For long-term storage, recombinant OLE1 should be maintained in Tris/PBS-based buffer with 50% glycerol at -20°C/-80°C, with aliquoting to avoid repeated freeze-thaw cycles . Working aliquots should be stored at 4°C and used within one week .

What are the current research gaps in understanding Prunus dulcis OLE1 function and applications?

Despite significant advances in oleosin research, several critical knowledge gaps remain regarding Prunus dulcis OLE1:

• Structural characteristics: While the primary sequence and basic properties are known, high-resolution structural data (X-ray crystallography or cryo-EM) is lacking for any plant oleosin, including OLE1. This limits our understanding of how the protein's structure relates to its functions in oil body formation and stability.
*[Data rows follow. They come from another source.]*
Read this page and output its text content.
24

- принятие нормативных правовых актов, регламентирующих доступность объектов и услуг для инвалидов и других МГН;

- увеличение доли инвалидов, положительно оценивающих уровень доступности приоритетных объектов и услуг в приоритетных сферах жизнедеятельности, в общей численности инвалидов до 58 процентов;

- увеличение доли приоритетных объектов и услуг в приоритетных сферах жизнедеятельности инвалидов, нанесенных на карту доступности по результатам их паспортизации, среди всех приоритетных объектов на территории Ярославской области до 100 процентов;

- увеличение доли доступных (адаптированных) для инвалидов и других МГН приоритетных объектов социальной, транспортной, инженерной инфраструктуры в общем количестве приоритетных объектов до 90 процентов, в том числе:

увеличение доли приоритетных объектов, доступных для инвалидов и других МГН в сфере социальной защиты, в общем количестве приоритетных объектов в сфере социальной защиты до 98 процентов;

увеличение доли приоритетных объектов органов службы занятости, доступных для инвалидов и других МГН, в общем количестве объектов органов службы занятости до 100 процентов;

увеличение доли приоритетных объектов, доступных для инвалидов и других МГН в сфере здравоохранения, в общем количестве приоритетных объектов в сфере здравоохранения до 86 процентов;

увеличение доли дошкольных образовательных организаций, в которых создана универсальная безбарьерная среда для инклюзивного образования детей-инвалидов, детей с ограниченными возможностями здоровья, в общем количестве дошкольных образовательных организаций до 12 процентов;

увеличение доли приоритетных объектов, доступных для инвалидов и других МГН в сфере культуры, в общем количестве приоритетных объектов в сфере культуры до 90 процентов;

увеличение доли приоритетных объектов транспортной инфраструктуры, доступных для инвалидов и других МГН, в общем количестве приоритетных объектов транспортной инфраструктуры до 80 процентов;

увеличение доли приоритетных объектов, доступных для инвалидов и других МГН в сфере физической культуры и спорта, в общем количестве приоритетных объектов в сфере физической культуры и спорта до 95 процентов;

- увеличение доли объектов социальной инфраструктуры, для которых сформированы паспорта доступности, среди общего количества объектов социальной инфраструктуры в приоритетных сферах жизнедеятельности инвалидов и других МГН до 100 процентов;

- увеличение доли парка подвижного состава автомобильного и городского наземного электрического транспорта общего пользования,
• Regulatory networks: The transcriptional and post-transcriptional regulation of OLE1 expression during seed development remains poorly characterized. Identification of transcription factors, enhancers, and potential microRNA regulation would provide insights into the coordinated expression of OLE1 with other lipid biosynthetic genes .

• Enzymatic activities: While potential monoacylglycerol acyltransferase and phospholipase activities have been suggested for oleosins , conclusive evidence for these activities in Prunus dulcis OLE1 is lacking. Determining whether these are primary functions or secondary activities would reshape our understanding of oleosin's role.

• Protein-protein interactions: The interactome of OLE1 remains largely unexplored. Identifying interaction partners could reveal connections to broader metabolic networks and regulatory pathways beyond oil body formation.

• Evolutionary specialization: While phylogenetic analysis places OLE1 within one of five oleosin subfamilies , the functional consequences of this evolutionary diversification are not fully understood. Comparative functional studies across species could reveal specialized adaptations.

Addressing these research gaps requires interdisciplinary approaches combining structural biology, biochemistry, molecular genetics, and systems biology. The development of improved heterologous expression systems for OLE1 provides new opportunities to produce sufficient quantities of protein for advanced structural and functional studies, potentially leading to novel biotechnological applications in agriculture and industry.